The School of Ballet Arizona: Education & Performance
Ib Andersen in rehearsal for The School of Ballet Arizona’s production of “Swan Lake.” Photo by Tzu Chia Huang.
As part of Ballet Arizona’s mission, we believe in creating, performing, and teaching outstanding classical and contemporary ballet, a belief that also holds true at The School of Ballet Arizona (SBAZ). One aspect that continues to set SBAZ apart from other dance schools in the Valley as well the Country, is not only its direct relationship with a critically acclaimed professional company but the performance opportunities it provides its more than 270 students.
Each school year, SBAZ produces three performances, including two full-length storybook ballets. There are also a multitude of opportunities for students to perform with the professional company depending on the needs of the ballet. From page boys and fairy attendants in The Sleeping Beauty to the Swan Corps in Swan Lake, students of all ages have the chance to step onto the big stage and perform alongside professional dancers.
To the average person outside of the dance world, this may not seem like a big deal but it is rare for a school to provide so many performance opportunities, a sentiment shared by Upper Division student Camille Sevrain. “What makes the School of Ballet Arizona so special are the incredible opportunities students here are given, from performing full-length ballet productions to having opportunities to be on stage with the professional company, “says Sevrain. “The professional dancers are so inspirational, and to be able to work beside them, under Mr. Andersen’s direction, is an incredible and very special opportunity. I don’t take for granted how rare it is as a student to have this insight and professional stage experience.”
SBAZ student Camille Sevrain in Ib Andersen’s “Coppelia.” Photo by Brianne Bland.
Performing on stage provides a range of benefits for a student’s dance education. From the further enrichment of their dance curriculum and skills, to boosting their confidence and fostering a great work ethic, it also prepares students for what life could potentially be like as a professional dancer and the demanding nature of the career.
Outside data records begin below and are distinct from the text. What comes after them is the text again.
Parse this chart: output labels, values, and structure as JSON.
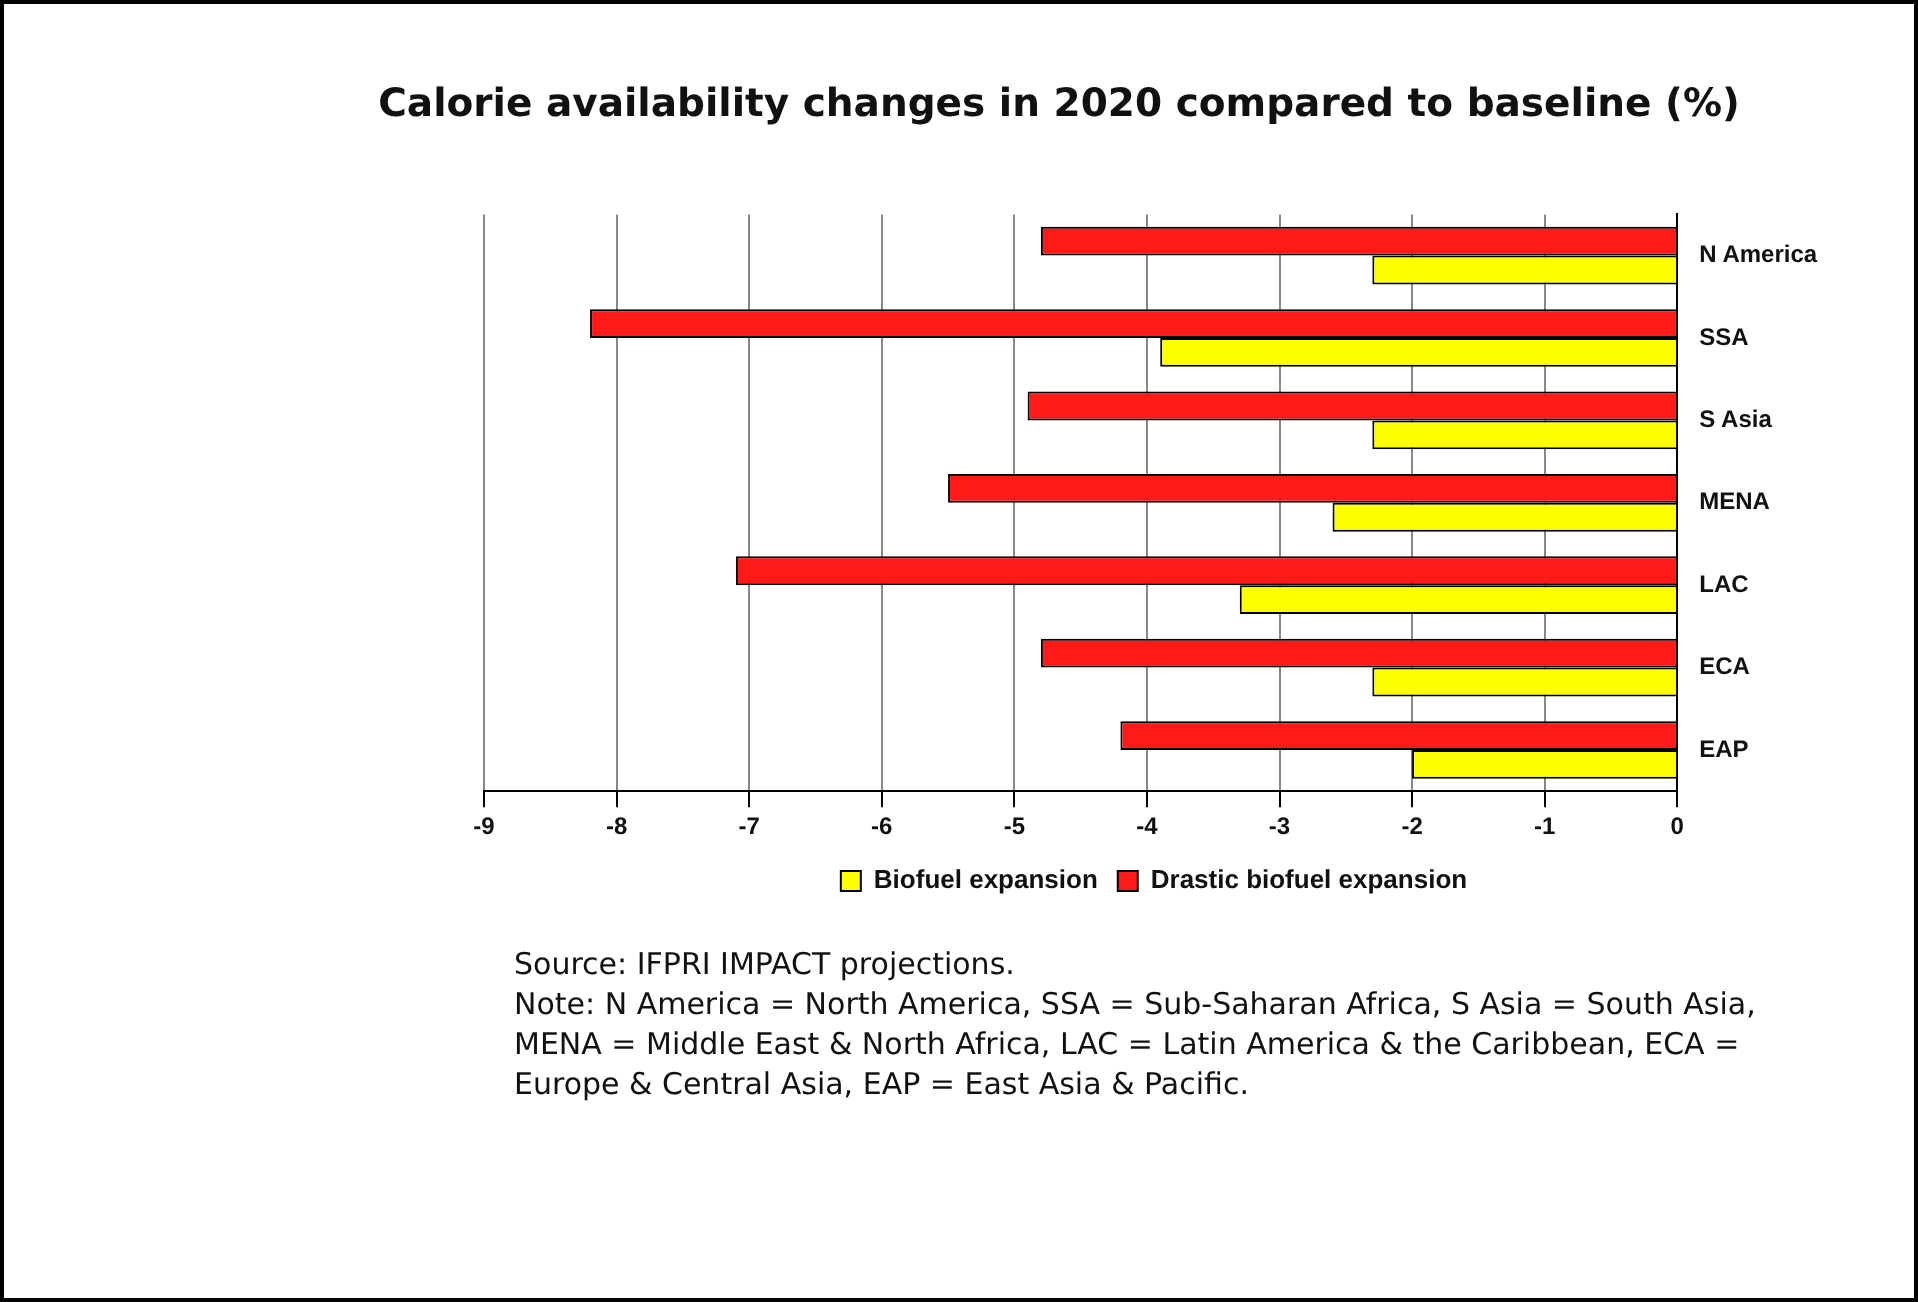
{
  "chart_data": {
    "type": "bar",
    "orientation": "horizontal",
    "title": "Calorie availability changes in 2020 compared to baseline (%)",
    "categories": [
      "N America",
      "SSA",
      "S Asia",
      "MENA",
      "LAC",
      "ECA",
      "EAP"
    ],
    "series": [
      {
        "name": "Biofuel expansion",
        "color": "#ffff00",
        "values": [
          -2.3,
          -3.9,
          -2.3,
          -2.6,
          -3.3,
          -2.3,
          -2.0
        ]
      },
      {
        "name": "Drastic biofuel expansion",
        "color": "#ff1a1a",
        "values": [
          -4.8,
          -8.2,
          -4.9,
          -5.5,
          -7.1,
          -4.8,
          -4.2
        ]
      }
    ],
    "xlim": [
      -9,
      0
    ],
    "xticks": [
      -9,
      -8,
      -7,
      -6,
      -5,
      -4,
      -3,
      -2,
      -1,
      0
    ],
    "grid": "x",
    "legend": "bottom",
    "annotations": [
      "Source: IFPRI IMPACT projections.",
      "Note: N America = North America, SSA = Sub-Saharan Africa, S Asia = South Asia, MENA = Middle East & North Africa, LAC = Latin America & the Caribbean, ECA = Europe & Central Asia, EAP = East Asia & Pacific."
    ]
  }
}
“Having the chance to dance, rehearse, and get taught by the professional dancers and the company is truly a dream come true,” says level 5 student Rogelio Martinez. “The feeling of dancing on the same stage as the professional company is a blessing. The company inspires me and they show me to never give up and that I will be in there shoes one day.”
This past fall, the entire school participated in the full-length production of Ib Andersen’s Swan Lake. During the rehearsal process, students were able to learn from Andersen himself, who presided over a number of rehearsals. This spring, Upper Division students tackled Marius Petipa’s famous ballet Don Quixote that will highlight their classical training, and this month the entire school will take to Orpheum Theatre in downtown Phoenix and perform various pieces that are focused around their yearly curriculum.
Maria Escobedo, mother of Rogelio Martinez, shared her perspective as a parent in the school: “I am so proud of my son. I see his growth and how SBAZ has encouraged him and that through hard work and dedication he has become disciplined in not only dance but also a better student… As a single mother and without support or encouragement from his father, it would have been impossible for me to keep by son in ballet without the help and support of SBAZ scholarship, so again I say thank you, I am truly grateful.”